Für den Bau der Gnadenkirche war im Mai 1890 der Evangelische Kirchenbauverein unter Patronat der Kaiserin Auguste Viktoria entstanden. Er hatte sich „die Bekämpfung der religiös-sittlichen Notstände in Berlin und anderen Städten in den Industriegebieten“ mittels Unterstützung von Kirchenbauvorhaben zur Aufgabe gemacht – und auch um den wachsenden Einfluss der Sozialdemokratie auf die Arbeiterschaft einzudämmen. Dafür gab es von höherer Stelle für das Vorhaben finanzielle Förderung sowie Hilfe bei der Überwindung bürokratischer Hindernisse.
Nach Beilegung von Streitigkeiten mit der Stadt Berlin um die Kosten und mit dem Militärfiskus um das Grundstück für die Kirche wurde am 11. Juni 1890 der Grundstein gelegt. Der Name Gnadenkirche erklärt sich aus der kostenlosen Überlassung des Baugrundstücks im Invalidenpark seitens des Deutschen Reiches an den Staat Preußen sowie ein „Gnadengeschenk“ des Kaiserhauses in Höhe von 300.000 Mark. Sie erhielt den Namen am 23. Mai 1890.

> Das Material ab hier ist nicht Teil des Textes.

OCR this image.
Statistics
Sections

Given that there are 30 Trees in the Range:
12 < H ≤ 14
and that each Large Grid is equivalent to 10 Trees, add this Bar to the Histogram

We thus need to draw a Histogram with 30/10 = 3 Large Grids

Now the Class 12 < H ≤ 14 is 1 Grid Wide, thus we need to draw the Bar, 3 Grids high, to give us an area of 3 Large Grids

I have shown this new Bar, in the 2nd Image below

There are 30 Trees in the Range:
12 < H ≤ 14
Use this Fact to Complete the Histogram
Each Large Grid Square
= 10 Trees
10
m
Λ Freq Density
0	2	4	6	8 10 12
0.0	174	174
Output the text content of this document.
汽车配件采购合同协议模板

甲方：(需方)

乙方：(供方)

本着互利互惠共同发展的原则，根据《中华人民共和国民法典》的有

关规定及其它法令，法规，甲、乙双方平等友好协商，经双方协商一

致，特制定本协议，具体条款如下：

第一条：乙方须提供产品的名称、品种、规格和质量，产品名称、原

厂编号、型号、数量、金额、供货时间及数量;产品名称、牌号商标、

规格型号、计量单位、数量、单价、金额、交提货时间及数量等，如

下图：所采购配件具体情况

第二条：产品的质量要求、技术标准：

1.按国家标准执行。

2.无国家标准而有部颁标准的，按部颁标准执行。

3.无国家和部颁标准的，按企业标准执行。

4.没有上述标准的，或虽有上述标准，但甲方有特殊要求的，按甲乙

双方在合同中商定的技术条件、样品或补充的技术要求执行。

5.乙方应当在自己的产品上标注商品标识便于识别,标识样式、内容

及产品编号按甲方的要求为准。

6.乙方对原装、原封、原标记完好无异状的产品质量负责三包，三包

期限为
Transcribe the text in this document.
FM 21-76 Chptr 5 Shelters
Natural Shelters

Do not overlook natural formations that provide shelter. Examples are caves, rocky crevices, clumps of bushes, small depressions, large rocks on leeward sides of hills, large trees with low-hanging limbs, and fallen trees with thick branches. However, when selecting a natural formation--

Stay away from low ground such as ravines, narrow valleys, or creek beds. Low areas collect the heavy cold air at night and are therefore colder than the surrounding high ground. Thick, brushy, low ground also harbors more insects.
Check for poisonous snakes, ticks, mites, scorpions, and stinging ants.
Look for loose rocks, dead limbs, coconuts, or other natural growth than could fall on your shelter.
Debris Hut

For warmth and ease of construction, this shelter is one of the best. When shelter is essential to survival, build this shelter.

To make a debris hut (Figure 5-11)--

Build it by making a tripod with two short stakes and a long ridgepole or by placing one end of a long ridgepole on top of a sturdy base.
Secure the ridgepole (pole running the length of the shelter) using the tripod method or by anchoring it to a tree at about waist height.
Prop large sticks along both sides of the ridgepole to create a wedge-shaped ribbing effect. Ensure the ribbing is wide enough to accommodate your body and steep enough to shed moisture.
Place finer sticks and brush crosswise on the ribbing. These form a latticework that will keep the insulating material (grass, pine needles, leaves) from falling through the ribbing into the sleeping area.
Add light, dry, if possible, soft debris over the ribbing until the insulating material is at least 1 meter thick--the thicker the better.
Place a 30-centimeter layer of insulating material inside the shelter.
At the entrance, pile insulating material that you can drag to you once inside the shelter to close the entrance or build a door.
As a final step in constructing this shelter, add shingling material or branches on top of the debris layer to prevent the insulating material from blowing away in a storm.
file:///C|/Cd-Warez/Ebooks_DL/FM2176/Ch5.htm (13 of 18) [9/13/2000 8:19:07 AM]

Der Kirchenbau war der Erinnerung an die verstorbene Kaiserin Augusta gewidmet – daher Kaiserin-Augusta-Gedächtniskirche. Weihe war am 22. März 1895 im Beisein des Kaiserpaares, des Großherzogs und der Großherzogin von Baden sowie etlicher Prinzessinnen und Prinzen.
Bauwerk
Erbaut hatte die Kirche der Architekt Max Spitta im frühromanischen Stil. Spitta orientierte sich dabei an der staufischen Romanik, der im 13. Jahrhundert erbauten Kirche St. Peter in Sinzig und dem Limburger Dom. Die Glasfenster gestaltete und produzierte der Glasmaler Alexander Linnemann aus Frankfurt. Die Mosaiken schuf die Deutsche Glasmosaik-Anstalt von Wiegmann, Puhl & Wagner.
Die Kirche hatte 1.550 Plätze, davon 950 feste Plätze im Kirchenschiff, 490 auf den Emporen und 110 in den oberen Seitengängen um den Altarraum. Vor der königlichen Loge stand die geschnitzte Holzfigur eines Knappen mit Hohenzollern-Schild, geschaffen und gestiftet von Holzbildhauer Gustav Kuntzsch aus Wernigerode. Der Kirchturm war etwa 69 Meter hoch.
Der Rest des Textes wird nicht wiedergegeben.